In 1768, Wedgwood went into partnership with Thomas Bentley for the manufacture of "ornamental wares" including cameos, intaglios, large tablets or bas-relief for use as chimney and frieze decoration, vases, busts, statues, lamps, candelabras, tea and coffee services and other small items not fitting into the category of "useful wares". The latter are defined as tableware items useful as at meals, those he produced in partnership with his cousin Thomas Wedgwood.
The Wedgwood and Bentley period, 1768-1780 produced the finest of the firm's wares and the innovation, invention and craftsmanship coming out of that period has neverw been duplicated even though the company is still active and producing pottery and porcelain daily.

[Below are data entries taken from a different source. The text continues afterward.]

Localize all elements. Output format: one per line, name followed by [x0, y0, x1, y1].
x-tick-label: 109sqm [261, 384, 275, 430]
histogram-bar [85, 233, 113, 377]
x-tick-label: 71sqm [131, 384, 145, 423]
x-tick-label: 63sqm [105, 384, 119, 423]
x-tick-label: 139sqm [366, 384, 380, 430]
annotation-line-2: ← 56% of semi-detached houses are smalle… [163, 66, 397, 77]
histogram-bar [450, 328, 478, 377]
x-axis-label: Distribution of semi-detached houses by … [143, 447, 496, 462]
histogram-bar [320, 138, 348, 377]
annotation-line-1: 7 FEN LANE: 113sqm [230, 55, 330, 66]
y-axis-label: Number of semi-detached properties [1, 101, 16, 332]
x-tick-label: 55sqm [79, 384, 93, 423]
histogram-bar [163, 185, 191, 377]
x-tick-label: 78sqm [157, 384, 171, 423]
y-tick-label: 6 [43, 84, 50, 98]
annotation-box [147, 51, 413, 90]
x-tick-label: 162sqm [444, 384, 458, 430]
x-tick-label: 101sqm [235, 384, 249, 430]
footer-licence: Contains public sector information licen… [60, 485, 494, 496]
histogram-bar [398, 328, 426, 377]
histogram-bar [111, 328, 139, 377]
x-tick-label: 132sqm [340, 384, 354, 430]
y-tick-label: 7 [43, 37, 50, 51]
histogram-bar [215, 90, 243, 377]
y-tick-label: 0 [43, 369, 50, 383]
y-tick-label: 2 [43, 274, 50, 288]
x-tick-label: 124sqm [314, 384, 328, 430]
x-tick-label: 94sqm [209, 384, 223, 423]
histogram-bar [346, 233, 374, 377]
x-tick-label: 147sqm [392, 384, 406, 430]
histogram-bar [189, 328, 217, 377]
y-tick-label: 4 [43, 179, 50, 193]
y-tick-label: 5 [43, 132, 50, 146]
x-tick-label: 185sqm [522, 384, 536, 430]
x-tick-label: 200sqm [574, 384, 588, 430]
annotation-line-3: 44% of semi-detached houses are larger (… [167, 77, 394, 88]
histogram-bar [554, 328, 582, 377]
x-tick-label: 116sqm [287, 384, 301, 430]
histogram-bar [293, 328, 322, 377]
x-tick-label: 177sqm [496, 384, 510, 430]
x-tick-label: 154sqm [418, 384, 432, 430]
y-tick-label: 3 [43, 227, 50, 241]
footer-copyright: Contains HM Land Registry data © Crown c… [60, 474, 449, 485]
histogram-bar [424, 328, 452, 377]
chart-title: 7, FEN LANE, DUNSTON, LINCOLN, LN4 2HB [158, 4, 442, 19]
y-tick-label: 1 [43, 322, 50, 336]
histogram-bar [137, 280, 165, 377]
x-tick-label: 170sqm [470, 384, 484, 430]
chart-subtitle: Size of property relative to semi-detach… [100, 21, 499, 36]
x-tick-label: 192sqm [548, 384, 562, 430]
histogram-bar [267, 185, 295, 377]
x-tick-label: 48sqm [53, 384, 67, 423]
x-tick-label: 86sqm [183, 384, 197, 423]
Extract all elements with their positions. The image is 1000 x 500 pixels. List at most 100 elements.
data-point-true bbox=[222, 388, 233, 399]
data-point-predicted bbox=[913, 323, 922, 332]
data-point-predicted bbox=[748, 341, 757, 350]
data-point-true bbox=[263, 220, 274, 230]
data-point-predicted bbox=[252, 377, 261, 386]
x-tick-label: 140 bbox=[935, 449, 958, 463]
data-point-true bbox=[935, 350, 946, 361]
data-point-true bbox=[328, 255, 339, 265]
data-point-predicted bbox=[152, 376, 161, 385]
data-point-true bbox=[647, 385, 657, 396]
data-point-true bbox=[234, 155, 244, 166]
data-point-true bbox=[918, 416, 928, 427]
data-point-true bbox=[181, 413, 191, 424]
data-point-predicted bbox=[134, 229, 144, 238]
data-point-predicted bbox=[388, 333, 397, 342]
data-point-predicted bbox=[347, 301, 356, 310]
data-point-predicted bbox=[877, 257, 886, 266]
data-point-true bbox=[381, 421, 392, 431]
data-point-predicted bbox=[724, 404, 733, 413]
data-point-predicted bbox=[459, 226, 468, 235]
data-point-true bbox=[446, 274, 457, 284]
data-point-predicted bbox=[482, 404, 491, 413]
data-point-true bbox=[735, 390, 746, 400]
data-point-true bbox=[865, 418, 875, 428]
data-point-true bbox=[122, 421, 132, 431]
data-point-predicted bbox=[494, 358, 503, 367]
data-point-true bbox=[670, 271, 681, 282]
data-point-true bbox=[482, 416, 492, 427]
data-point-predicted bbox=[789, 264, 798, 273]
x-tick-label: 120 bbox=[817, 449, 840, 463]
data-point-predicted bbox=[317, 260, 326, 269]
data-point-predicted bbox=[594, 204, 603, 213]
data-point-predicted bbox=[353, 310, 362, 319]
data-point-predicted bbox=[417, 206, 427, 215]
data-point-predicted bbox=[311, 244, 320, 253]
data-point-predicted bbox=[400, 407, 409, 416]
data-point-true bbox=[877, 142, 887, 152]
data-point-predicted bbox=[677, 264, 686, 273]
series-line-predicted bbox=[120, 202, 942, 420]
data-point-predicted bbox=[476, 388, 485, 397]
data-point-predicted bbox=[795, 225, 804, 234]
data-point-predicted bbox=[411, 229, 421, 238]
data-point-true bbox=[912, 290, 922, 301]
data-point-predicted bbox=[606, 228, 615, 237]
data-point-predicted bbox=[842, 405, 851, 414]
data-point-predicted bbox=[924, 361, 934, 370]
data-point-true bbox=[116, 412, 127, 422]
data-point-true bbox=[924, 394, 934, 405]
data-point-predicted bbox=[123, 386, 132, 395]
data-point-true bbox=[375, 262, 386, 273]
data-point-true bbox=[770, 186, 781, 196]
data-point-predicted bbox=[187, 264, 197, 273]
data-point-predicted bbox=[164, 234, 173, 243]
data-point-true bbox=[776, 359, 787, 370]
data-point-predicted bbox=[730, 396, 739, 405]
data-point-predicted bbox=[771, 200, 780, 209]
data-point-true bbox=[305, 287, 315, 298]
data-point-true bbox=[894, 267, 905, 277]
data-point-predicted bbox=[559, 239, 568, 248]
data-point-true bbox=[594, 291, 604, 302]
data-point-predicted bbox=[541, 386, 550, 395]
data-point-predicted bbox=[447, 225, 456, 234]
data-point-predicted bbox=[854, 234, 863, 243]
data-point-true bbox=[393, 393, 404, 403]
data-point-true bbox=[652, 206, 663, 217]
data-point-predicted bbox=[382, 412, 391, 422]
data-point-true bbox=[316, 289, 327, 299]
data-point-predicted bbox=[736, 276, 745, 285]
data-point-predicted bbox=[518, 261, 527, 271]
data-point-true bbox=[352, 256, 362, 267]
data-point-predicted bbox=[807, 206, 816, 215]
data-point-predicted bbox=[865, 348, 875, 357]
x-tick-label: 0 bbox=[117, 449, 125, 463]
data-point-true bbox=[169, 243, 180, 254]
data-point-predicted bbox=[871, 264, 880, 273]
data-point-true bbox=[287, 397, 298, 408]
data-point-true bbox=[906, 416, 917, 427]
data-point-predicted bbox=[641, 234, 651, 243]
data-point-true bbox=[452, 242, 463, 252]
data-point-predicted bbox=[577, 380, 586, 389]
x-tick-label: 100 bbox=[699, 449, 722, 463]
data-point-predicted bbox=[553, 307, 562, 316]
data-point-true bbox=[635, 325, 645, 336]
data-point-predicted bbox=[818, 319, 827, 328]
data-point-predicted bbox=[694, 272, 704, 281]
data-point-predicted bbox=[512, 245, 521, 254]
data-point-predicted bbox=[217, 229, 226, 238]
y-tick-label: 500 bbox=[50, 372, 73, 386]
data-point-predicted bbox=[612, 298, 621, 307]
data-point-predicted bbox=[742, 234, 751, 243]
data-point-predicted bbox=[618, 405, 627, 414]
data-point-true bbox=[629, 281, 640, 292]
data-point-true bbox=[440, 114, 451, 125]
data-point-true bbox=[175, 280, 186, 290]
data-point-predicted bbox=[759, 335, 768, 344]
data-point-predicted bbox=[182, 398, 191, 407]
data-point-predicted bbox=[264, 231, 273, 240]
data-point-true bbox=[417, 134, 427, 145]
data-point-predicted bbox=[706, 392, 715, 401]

The factory has produced numerous varieties of ware which can be classified under the headings of Creamware (1759), Rosso Antico (1765), Basalt (1768), Caneware (1770), Jasper (1774), Pearlware (1779), Drabware (1800), Bone China (1812), Parian (1848), and Majolica (1860). Most of these wares remain in continuous production today.
Wedgwood was one of the first potters in England to consistently mark his production, from which two benefits to the collector spring. First, other than very rare exceptions (such as numbered, 1st edition Portland Vases and trial pieces not intended to be sold) all Wedgwood is marked, either impressed or printed under glaze, with the mark in use at the time of production. No paper labels were used. Therefore, the admonition "if it isn't marked, it isn't Wedgwood," works, for all practical purposes, all the time. Second, because the subject has been extensively studied and because the factory itself kept excellent records, the form of the mark or marks lead readily in most cases to identification of the period of manufacture.